What is the magnetic flux through the loop

[jlmessick88]

Homework Statement

A 10 cm x 10 cm square is bent at a 90° angle . A uniform 0.050 T magnetic field points downward at a 45° angle. What is the magnetic flux through the loop?

Homework Equations

Φ = AB cos θ
Φ = (pi * r^2)B cos θ

The Attempt at a Solution

b = .050 T
cosθ = 45
this is where I'm getting stuck...for A, would i just use length * width (.1m * .1m)
--> .01 * .05 T * cos 45

i'm just unsure of how to approach the problem with the square being bent...

 

[LowlyPion]

Can you elaborate on what you mean by bent?

Bent in the middle? Or at a 90° angle to the horizon?

 

[jlmessick88]

here's a picture

 

[jlmessick88]

any ideas? anyone??

 

[grantrudd]

your attachment isn't working, but i would assume it is bent in the middle forming a triangle with 2 parts being .05m. find the hypotonuse of that triangle, and use that and the part of the square remaining straight to form a new area. the flux will be parallel to the vector that defines the area, so the cosine will drop out. hope this helps.

 

[jlmessick88]

http://i63.photobucket.com/albums/h148/jlmessick88/Image.jpg
here's a pic that should work...
i'm not sure if what you're talking about is exactly what's going on...if it is then i might need you to explain a bit more :)

 

[grantrudd]

i would try using the plane i outlined with red arrows for your area.

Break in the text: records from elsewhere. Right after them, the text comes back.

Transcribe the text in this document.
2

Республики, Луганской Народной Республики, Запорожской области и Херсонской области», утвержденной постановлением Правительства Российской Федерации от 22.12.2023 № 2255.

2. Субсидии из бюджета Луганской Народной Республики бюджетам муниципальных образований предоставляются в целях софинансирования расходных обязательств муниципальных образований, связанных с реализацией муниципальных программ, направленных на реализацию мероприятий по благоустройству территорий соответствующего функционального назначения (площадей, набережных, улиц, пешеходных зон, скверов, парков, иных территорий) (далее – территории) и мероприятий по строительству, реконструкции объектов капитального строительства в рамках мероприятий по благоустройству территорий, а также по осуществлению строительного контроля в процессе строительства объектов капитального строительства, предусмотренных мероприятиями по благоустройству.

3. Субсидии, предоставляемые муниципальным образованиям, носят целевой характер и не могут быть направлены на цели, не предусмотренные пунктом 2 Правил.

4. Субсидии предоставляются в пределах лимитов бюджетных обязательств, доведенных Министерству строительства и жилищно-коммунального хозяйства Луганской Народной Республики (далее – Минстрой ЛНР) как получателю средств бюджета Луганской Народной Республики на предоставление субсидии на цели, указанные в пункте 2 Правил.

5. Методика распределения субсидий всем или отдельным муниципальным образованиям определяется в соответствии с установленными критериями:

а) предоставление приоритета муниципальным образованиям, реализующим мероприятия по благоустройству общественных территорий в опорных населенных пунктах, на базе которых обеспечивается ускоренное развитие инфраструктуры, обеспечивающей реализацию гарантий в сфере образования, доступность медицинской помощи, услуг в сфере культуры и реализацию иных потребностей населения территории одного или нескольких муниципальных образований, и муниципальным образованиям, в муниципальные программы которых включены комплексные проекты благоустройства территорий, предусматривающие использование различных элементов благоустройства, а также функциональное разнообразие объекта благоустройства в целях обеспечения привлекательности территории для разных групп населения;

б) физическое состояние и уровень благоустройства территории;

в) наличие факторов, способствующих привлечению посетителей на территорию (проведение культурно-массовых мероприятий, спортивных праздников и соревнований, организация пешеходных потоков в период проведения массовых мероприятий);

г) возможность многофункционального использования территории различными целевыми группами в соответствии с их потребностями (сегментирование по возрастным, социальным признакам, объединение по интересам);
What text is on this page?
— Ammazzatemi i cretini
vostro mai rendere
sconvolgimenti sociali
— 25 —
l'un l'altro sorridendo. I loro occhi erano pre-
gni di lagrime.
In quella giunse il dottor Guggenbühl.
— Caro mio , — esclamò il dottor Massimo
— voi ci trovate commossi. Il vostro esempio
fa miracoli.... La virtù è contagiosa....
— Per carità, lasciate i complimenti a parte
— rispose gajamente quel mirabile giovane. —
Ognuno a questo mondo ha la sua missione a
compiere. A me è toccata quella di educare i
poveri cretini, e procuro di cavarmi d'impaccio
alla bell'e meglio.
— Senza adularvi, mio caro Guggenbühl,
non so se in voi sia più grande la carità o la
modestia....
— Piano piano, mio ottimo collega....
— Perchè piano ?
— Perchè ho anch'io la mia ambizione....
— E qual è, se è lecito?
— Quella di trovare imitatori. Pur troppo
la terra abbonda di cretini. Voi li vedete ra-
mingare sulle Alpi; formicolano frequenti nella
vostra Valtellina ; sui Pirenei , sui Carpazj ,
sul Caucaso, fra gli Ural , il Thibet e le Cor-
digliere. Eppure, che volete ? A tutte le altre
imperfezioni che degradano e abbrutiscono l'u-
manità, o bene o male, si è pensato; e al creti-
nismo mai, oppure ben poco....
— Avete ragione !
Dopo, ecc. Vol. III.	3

Flux= E x dA cos(theta), where cosine is the vector that defines the area of the plane. usually, this vector is normal (perpendicular) to the surface of the plane. when the area vector and the electric field are parallel, the cosine=1 and is the maximum flux that can pass through the plane.

 

[jlmessick88]

so basically that means...
c^2 = a^2 + b^2 = 7
(7*10)(.05)cos(1) = 2.5??